Khorram talks about the issue of consenting to physical intimacy so eloquently and so compassionately throughout this book. Landon is not villainized for wanting sex, and Darius isn’t a prude for not feeling ready. When this issue reaches a tipping point in the relationship, Khorram writes with a beautiful command of tension, as well as empathy for the general ineptitude of teenagers involved in affairs of the heart.
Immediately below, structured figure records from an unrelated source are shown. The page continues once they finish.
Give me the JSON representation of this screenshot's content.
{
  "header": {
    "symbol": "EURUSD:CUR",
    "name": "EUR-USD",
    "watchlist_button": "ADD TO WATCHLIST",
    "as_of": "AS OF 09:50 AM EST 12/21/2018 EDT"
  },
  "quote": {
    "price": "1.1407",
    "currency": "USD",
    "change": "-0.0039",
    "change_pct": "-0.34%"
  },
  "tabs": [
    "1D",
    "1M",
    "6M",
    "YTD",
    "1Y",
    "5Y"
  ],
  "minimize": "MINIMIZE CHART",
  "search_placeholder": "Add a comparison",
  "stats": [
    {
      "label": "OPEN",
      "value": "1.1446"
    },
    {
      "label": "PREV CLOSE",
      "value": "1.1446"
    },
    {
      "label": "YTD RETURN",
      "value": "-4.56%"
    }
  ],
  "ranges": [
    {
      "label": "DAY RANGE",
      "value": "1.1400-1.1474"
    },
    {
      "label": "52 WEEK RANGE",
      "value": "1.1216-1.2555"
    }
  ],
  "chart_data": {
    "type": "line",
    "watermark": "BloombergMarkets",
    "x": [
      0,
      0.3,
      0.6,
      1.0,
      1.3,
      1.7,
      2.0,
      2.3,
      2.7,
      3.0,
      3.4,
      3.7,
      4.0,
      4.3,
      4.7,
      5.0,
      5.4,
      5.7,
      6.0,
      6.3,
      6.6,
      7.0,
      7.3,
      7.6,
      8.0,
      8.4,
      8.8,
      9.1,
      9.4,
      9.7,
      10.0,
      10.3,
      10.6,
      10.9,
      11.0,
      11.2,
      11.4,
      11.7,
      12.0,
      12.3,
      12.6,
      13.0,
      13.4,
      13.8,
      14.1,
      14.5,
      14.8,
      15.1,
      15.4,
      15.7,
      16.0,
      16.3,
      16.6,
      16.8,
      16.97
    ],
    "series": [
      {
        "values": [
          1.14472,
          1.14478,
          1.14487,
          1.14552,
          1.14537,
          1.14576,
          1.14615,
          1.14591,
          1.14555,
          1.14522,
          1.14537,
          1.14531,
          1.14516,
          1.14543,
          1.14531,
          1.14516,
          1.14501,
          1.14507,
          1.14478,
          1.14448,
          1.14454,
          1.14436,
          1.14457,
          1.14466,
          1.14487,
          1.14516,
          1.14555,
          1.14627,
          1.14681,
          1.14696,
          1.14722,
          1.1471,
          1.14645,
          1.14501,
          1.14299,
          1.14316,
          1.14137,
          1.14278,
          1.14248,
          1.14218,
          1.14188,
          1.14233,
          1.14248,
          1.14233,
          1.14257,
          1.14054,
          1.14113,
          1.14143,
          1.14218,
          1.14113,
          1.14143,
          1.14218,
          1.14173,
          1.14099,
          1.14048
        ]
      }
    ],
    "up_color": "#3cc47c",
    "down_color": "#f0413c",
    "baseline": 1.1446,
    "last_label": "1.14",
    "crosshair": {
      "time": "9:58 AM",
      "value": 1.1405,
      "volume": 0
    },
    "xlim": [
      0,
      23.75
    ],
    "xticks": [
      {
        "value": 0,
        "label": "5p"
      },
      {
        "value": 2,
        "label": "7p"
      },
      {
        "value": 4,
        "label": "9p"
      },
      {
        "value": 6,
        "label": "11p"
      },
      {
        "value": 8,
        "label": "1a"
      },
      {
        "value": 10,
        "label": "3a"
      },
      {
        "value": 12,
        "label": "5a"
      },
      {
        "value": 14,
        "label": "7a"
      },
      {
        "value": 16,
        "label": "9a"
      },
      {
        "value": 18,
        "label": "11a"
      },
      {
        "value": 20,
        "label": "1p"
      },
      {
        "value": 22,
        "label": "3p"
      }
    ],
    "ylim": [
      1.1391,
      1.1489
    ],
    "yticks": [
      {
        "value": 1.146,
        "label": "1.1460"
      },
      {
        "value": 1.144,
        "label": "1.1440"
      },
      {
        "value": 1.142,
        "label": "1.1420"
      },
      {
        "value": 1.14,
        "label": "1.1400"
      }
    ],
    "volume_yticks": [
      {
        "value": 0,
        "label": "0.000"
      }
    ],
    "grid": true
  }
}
I loved how the relationship progressed, and while it was pretty obvious from the get-go how the love triangle between Darius, Landon, and Chip was going to end, the route by which Khorram took me there had a multitude of unexpected twists and turns that kept me guessing.
One theme that remains consistent through the series is how, as people of Middle Eastern descent, Darius and his younger sister, Laleh, face prejudice from their peers, and how white adults in positions of power are either ignorant, unable, or unwilling to step forward. I absolutely loved how Darius was a protective and supportive older brother; it feels rare to have a complex sibling relationship that isn’t antagonistic, and I relished every moment of it.
What prevented this book from being a five-star read, however, were Darius’ paternal grandmothers. They were complex characters, don’t get me wrong, and I was itching to find out more about them — but aside from some offhand hints, Khorram never really explores why Oma and Grandma are so distant from their grandchildren, and why Stephen (Darius’ father) struggles in his relationship with them. The inter-generational relationships that Darius was both part of and witnessing from a semi-removed position were definitely unique and interesting, but they didn’t receive as much development as they deserve.
Khorram does what seems like a good bit of setup for a potential sequel towards the end of Darius the Great Deserves Better, so perhaps he plans to further develop/explain the grandmothers’ relationships in a third book? I can’t deny that the ending left me excited for more, and I am hoping to see Sohrab and Darius reunited — but that’s all up in the air for now, and all I can do is wonder.